Two ways to solve log problem.

• May 2nd 2009, 12:05 AM
craigmain
Two ways to solve log problem.
Hi,

I show two workings to solve the equation below using the simplification rules for logs.
My textbook does not indicate how and when solutions are lost using the log simplification rules. Clearly if we use the $\log_b (xy) = \log_b x + \log_b y$ rule negative solutions might be lost.

Given $\log_2 (x^2) = 4$:

Either:

$\log_2 (x^2) = 4$
$\log_2 (x) + \log_2 (x) = 4$
$2\log_2 (x) = 4$
$\log_2 (x) = 2$, divide both sides by $2$
$x = 2^2$
$x = 4$

Or:

$\log_2 (x^2) = 4$
$2^4 = x^2$
$x^2 = 16$
$x = \pm 4$

The first solution is wrong. The rule doesn't hold (looses solutions) for even exponents.
• May 2nd 2009, 01:06 AM
chisigma
The reason of the [apparent] contradiction is that the identity $\log_{2} x^{2}= 2\cdot \log_{2} x$ is true only if $x>0$...

Kind regards

$\chi$ $\sigma$
• May 2nd 2009, 01:21 AM
craigmain
Hi,

What does that mean for the multiplicative rule.
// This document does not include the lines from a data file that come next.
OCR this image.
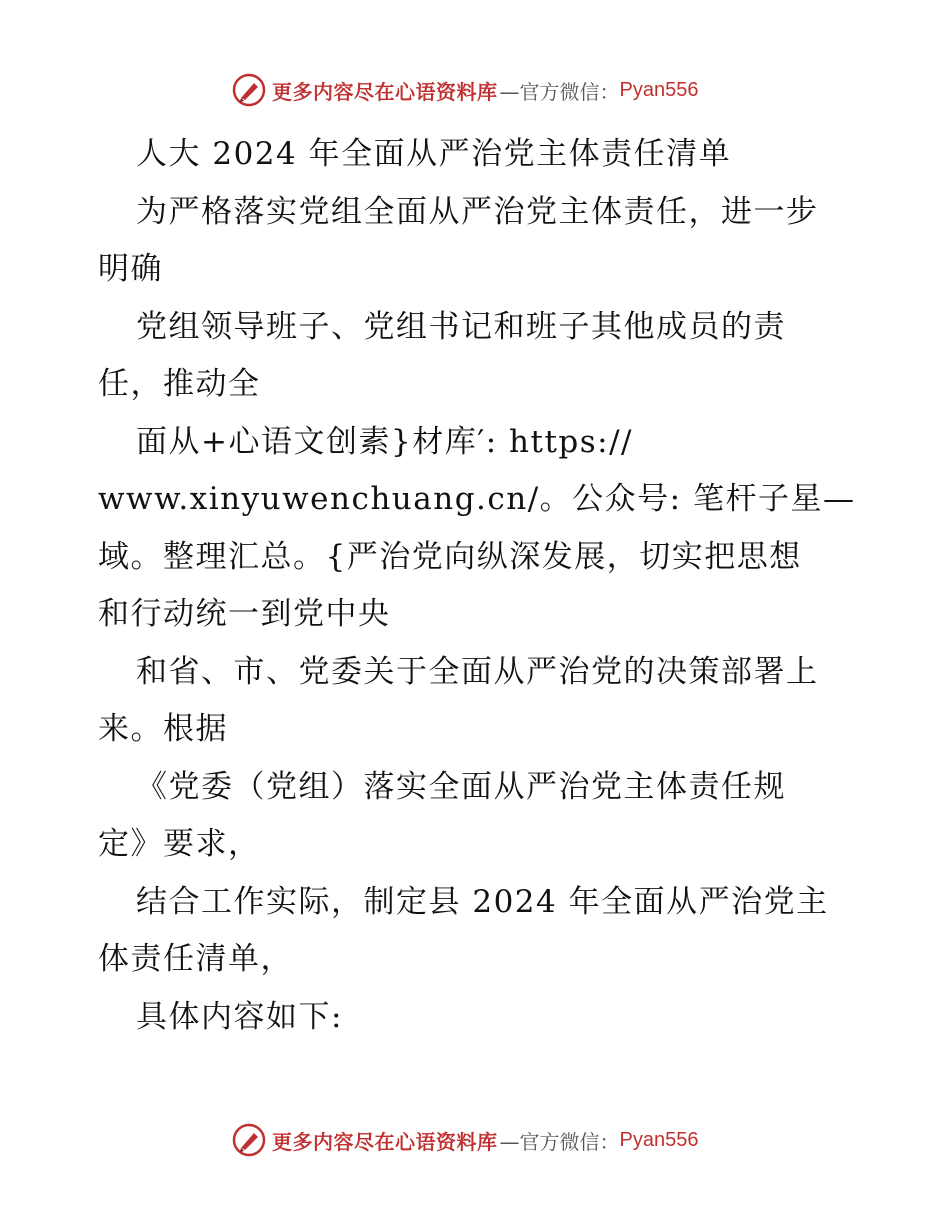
更多内容尽在心语资料库 —官方微信： Pyan556
人大 2024 年全面从严治党主体责任清单
为严格落实党组全面从严治党主体责任，进一步
明确
党组领导班子、党组书记和班子其他成员的责
任，推动全
面从+心语文创素}材库′: https://
www.xinyuwenchuang.cn/。公众号: 笔杆子星—
域。整理汇总。{严治党向纵深发展，切实把思想
和行动统一到党中央
和省、市、党委关于全面从严治党的决策部署上
来。根据
《党委（党组）落实全面从严治党主体责任规
定》要求，
结合工作实际，制定县 2024 年全面从严治党主
体责任清单，
具体内容如下:
更多内容尽在心语资料库 —官方微信： Pyan556
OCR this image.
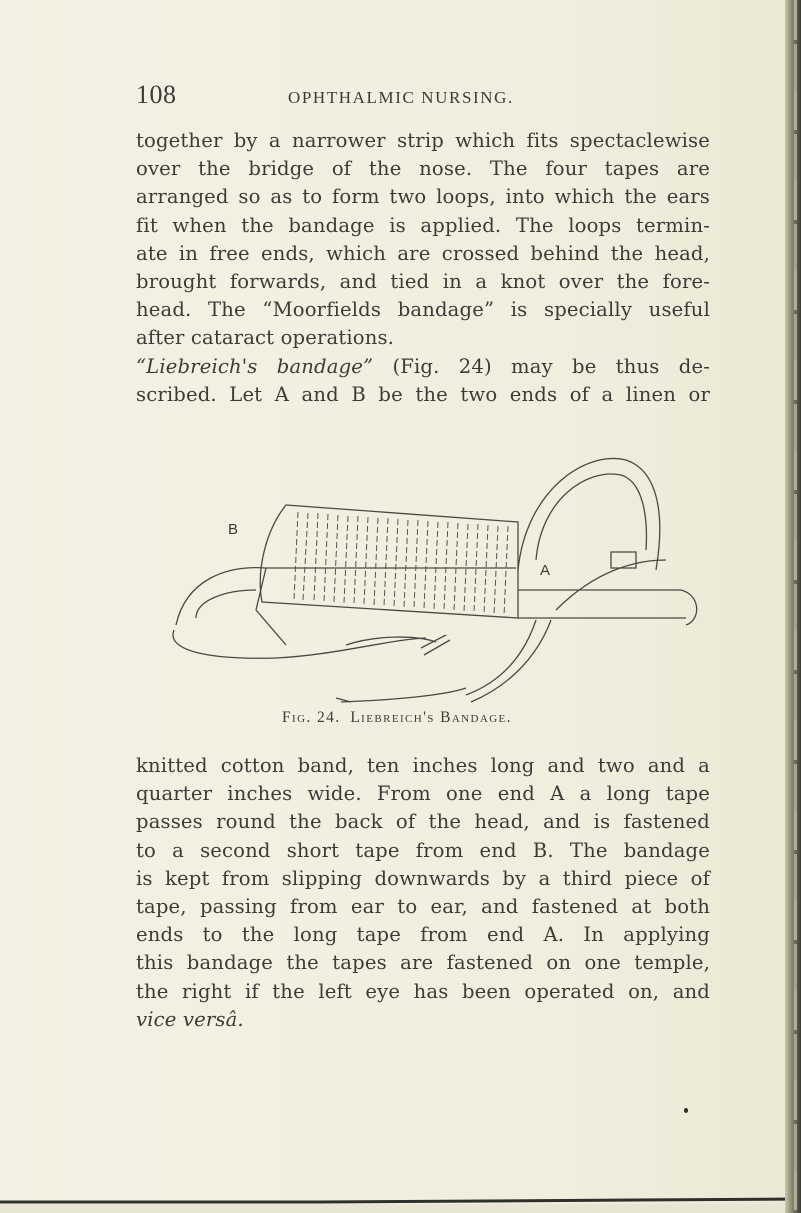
108	OPHTHALMIC NURSING.
together by a narrower strip which fits spectaclewise
over the bridge of the nose. The four tapes are
arranged so as to form two loops, into which the ears
fit when the bandage is applied. The loops termin-
ate in free ends, which are crossed behind the head,
brought forwards, and tied in a knot over the fore-
head. The “Moorfields bandage” is specially useful
after cataract operations.
“Liebreich's bandage” (Fig. 24) may be thus de-
scribed. Let A and B be the two ends of a linen or
B
A
Fig. 24. Liebreich's Bandage.
knitted cotton band, ten inches long and two and a
quarter inches wide. From one end A a long tape
passes round the back of the head, and is fastened
to a second short tape from end B. The bandage
is kept from slipping downwards by a third piece of
tape, passing from ear to ear, and fastened at both
ends to the long tape from end A. In applying
this bandage the tapes are fastened on one temple,
the right if the left eye has been operated on, and
vice versâ.
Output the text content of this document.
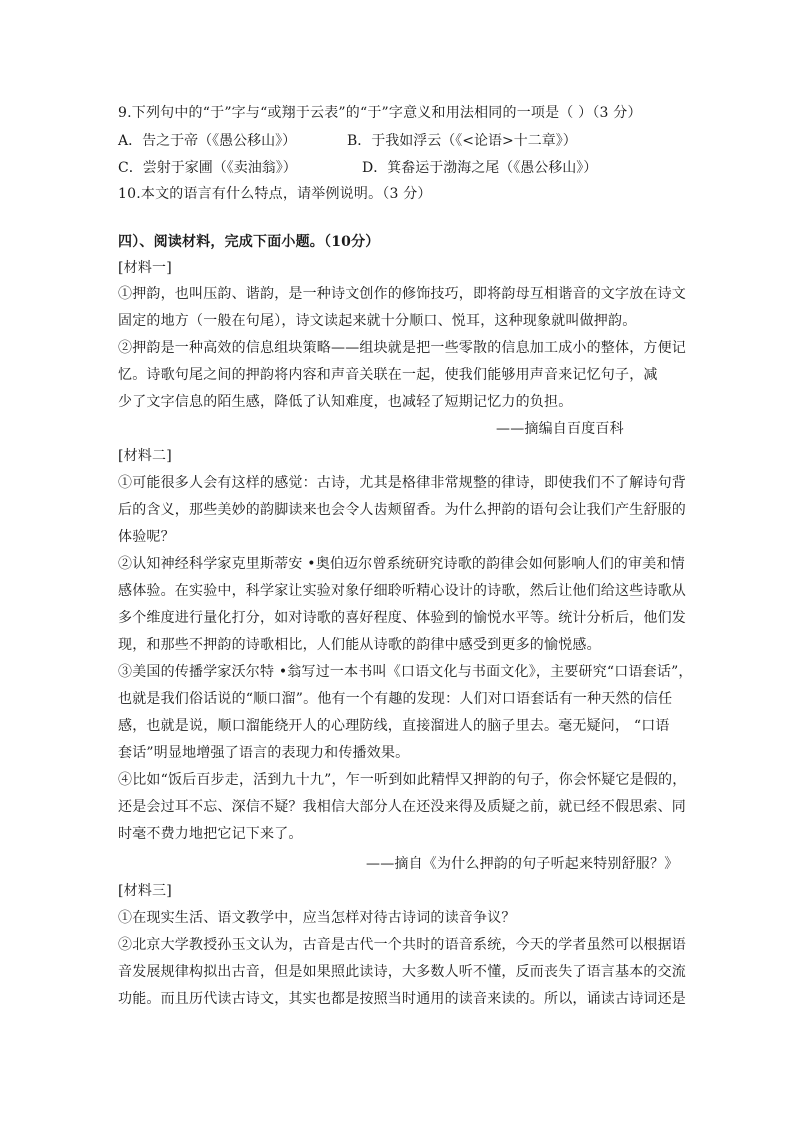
9.下列句中的“于”字与“或翔于云表”的“于”字意义和用法相同的一项是（ ）（3 分）
A．告之于帝（《愚公移山》）	B．于我如浮云（《<论语>十二章》）
C．尝射于家圃（《卖油翁》）	D．箕畚运于渤海之尾（《愚公移山》）
10.本文的语言有什么特点，请举例说明。（3 分）
四）、阅读材料，完成下面小题。（10分）
[材料一]
①押韵，也叫压韵、谐韵，是一种诗文创作的修饰技巧，即将韵母互相谐音的文字放在诗文
固定的地方（一般在句尾），诗文读起来就十分顺口、悦耳，这种现象就叫做押韵。
②押韵是一种高效的信息组块策略——组块就是把一些零散的信息加工成小的整体，方便记
忆。诗歌句尾之间的押韵将内容和声音关联在一起，使我们能够用声音来记忆句子，减
少了文字信息的陌生感，降低了认知难度，也减轻了短期记忆力的负担。
——摘编自百度百科
[材料二]
①可能很多人会有这样的感觉：古诗，尤其是格律非常规整的律诗，即使我们不了解诗句背
后的含义，那些美妙的韵脚读来也会令人齿颊留香。为什么押韵的语句会让我们产生舒服的
体验呢？
②认知神经科学家克里斯蒂安 •奥伯迈尔曾系统研究诗歌的韵律会如何影响人们的审美和情
感体验。在实验中，科学家让实验对象仔细聆听精心设计的诗歌，然后让他们给这些诗歌从
多个维度进行量化打分，如对诗歌的喜好程度、体验到的愉悦水平等。统计分析后，他们发
现，和那些不押韵的诗歌相比，人们能从诗歌的韵律中感受到更多的愉悦感。
③美国的传播学家沃尔特 •翁写过一本书叫《口语文化与书面文化》，主要研究“口语套话”，
也就是我们俗话说的“顺口溜”。他有一个有趣的发现：人们对口语套话有一种天然的信任
感，也就是说，顺口溜能绕开人的心理防线，直接溜进人的脑子里去。毫无疑问， “口语
套话”明显地增强了语言的表现力和传播效果。
④比如“饭后百步走，活到九十九”，乍一听到如此精悍又押韵的句子，你会怀疑它是假的，
还是会过耳不忘、深信不疑？我相信大部分人在还没来得及质疑之前，就已经不假思索、同
时毫不费力地把它记下来了。
——摘自《为什么押韵的句子听起来特别舒服？》
[材料三]
①在现实生活、语文教学中，应当怎样对待古诗词的读音争议？
②北京大学教授孙玉文认为，古音是古代一个共时的语音系统，今天的学者虽然可以根据语
音发展规律构拟出古音，但是如果照此读诗，大多数人听不懂，反而丧失了语言基本的交流
功能。而且历代读古诗文，其实也都是按照当时通用的读音来读的。所以，诵读古诗词还是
$\log_b x y = \log_b x + \log_b y$

Clearly for this rule, $x \neq y$ if $x < 0$
• May 2nd 2009, 02:02 AM
chisigma
My previous answers has been a little 'approximated' and I apologize for that(Worried) ...
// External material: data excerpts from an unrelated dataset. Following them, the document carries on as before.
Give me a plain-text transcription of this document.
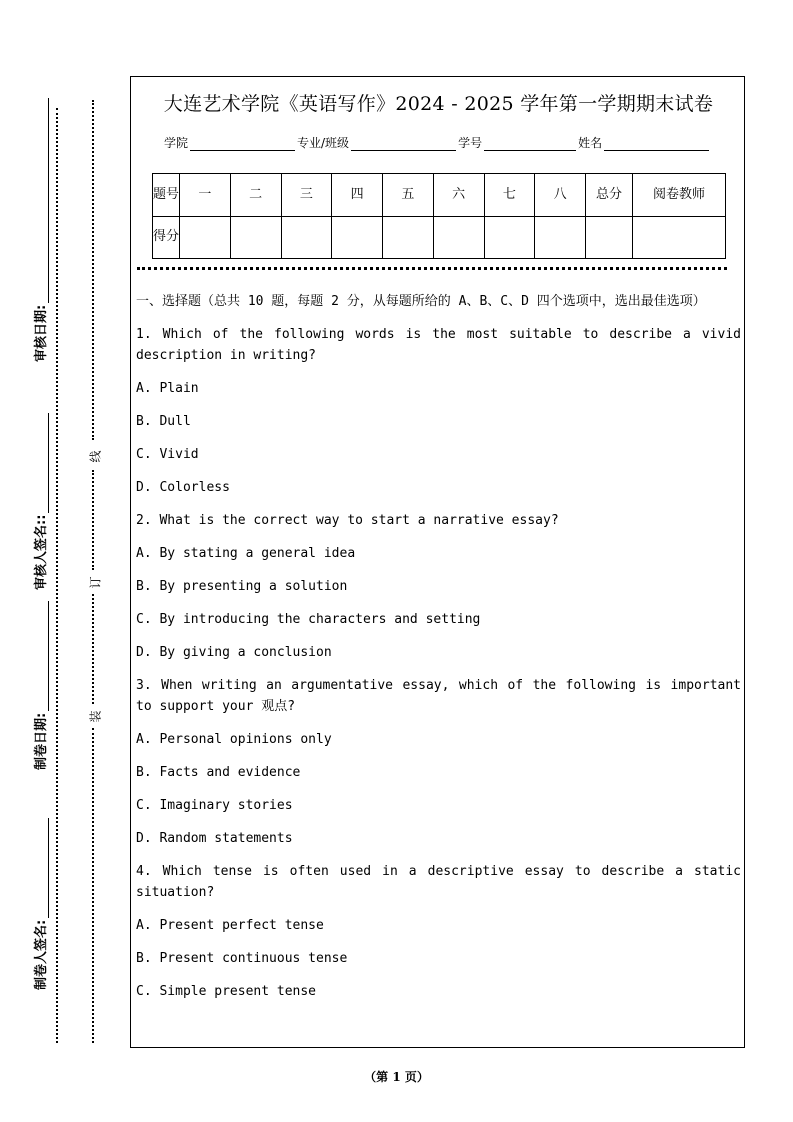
审核日期:
审核人签名::
制卷日期:
制卷人签名:
线
订
装
大连艺术学院《英语写作》2024 - 2025 学年第一学期期末试卷
学院	专业/班级	学号	姓名
题号	一	二	三	四	五	六	七	八	总分	阅卷教师
得分										

一、选择题（总共 10 题，每题 2 分，从每题所给的 A、B、C、D 四个选项中，选出最佳选项）

1. Which of the following words is the most suitable to describe a vivid description in writing?

A. Plain

B. Dull

C. Vivid

D. Colorless

2. What is the correct way to start a narrative essay?

A. By stating a general idea

B. By presenting a solution

C. By introducing the characters and setting

D. By giving a conclusion

3. When writing an argumentative essay, which of the following is important to support your 观点?

A. Personal opinions only

B. Facts and evidence

C. Imaginary stories

D. Random statements

4. Which tense is often used in a descriptive essay to describe a static situation?

A. Present perfect tense

B. Present continuous tense

C. Simple present tense

（第 1 页）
If x is a real number and x<0, then is...

$\log_{2} x = \frac{\ln x}{\ln 2}= \frac{\ln |x| + i\cdot \pi}{\ln 2}$

In this case however is

$\log_{2} x^{2} = 2\cdot \frac{\ln x}{\ln 2}= \frac{2\cdot \ln |x| + i\cdot2\cdot \pi}{\ln 2}= \frac{2\cdot \ln |x|}{\ln 2}$

The consequence is that the general expression you have written holds for any value of b, x, and y with $b>0$, $x \ne 0$ and $y \ne 0$...

Kind regards

$\chi$ $\sigma$